Monday, November 22, 2010

Double Chocolate Cupcakes by Chef Sharmane

Butter                             225 gm (if you are not using salted butter then add a pinch of salt in the mixture while beating. Salt enhances the flavor)

Cocoa powder                 1/4 cup (if you want strong flavor then add 2 tsp more)
Refined flour (Maida)        1 1/4 cup
Baking powder                 1 tsp
Chocolate chunks            1/2 cup (Cut medium size chunks, keep the chocolate on room temp, ii will cut easily)

Vanilla essence               1 tsp
Eggs                               4
Sugar (granulated)           3/4 cup (first measure the sugar then grind it)
Brown sugar                    1/4 cup
Bi-carbonate soda            1/2 tsp
(khanay ka soda)                      

 -       Beat butter, sugar and brown sugar in a bowl until it is creamy.
-         Then add eggs one by one and beat well between each interval. Then add vanilla essence in it and mix it well.
-         In a separate bowl mix refined flour (Maida), baking powder and bi-carbonate soda.
-         Now fold this refined flour mixture gradually in egg mixture (fold this with help of spoon, don’t use beater).
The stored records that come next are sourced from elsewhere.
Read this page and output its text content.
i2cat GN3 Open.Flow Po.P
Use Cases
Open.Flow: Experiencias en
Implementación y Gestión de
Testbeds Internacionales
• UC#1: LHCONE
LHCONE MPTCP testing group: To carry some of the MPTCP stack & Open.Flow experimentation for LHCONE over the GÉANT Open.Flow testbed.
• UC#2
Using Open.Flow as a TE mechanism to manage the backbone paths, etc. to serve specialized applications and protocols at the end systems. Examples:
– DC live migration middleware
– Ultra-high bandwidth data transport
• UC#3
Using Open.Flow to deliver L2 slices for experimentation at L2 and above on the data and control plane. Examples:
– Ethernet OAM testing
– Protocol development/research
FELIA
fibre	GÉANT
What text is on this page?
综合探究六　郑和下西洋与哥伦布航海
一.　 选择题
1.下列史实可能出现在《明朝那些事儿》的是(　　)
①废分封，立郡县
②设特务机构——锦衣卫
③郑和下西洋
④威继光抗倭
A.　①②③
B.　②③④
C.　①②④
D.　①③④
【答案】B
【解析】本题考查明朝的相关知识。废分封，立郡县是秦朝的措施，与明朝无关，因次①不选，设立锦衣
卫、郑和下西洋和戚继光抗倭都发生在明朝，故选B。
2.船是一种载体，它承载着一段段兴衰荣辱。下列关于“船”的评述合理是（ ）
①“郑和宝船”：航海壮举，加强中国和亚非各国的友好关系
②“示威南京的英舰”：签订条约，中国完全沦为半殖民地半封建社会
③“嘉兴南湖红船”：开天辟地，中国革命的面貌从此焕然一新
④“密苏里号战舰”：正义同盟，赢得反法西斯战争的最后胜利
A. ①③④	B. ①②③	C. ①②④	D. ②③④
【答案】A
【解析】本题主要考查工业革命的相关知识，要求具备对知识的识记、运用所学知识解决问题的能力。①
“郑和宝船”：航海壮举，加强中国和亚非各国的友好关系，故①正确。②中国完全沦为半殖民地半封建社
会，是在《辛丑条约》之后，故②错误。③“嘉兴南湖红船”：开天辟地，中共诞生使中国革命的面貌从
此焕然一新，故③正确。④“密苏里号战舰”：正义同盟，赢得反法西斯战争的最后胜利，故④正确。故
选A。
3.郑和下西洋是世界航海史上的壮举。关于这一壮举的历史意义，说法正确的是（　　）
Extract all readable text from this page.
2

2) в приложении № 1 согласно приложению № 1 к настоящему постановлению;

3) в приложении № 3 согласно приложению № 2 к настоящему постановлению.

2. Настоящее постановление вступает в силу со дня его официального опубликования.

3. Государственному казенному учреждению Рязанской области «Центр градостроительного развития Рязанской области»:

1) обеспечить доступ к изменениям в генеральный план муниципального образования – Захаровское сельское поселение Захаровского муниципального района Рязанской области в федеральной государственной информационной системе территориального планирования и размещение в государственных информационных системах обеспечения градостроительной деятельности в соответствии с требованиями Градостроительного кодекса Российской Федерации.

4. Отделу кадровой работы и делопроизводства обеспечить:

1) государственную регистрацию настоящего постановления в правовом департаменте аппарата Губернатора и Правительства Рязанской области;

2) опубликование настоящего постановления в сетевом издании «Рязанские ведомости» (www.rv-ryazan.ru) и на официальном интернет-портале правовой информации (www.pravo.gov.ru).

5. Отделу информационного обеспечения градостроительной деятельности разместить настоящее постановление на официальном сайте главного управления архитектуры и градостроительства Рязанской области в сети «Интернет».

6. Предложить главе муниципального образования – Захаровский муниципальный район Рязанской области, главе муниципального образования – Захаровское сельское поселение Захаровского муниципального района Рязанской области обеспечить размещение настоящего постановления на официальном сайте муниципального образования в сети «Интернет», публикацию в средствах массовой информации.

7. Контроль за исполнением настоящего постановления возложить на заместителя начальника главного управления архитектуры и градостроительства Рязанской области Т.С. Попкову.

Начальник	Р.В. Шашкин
Retain some refined flour mixture and coat the chocolate chunks with it (this stops the chocolate chunks from going into the base of baking pan)
-         Now add cocoa powder in the egg mixture and mix it.
-         Add chocolate chunks (that you have coated in refined flour mixture) in the mixture and fold it gradually.
-         Grease the baking pan with oil, and preheat your oven at 180 oC, 10 minutes before baking.
-         Put this mixture in cup cakes baking tray or you can also make a big cake by pouring all the mixture in a cake baking pan. Baking time of cup cakes is 20 minutes where as a big cake can take more than 20 minutes.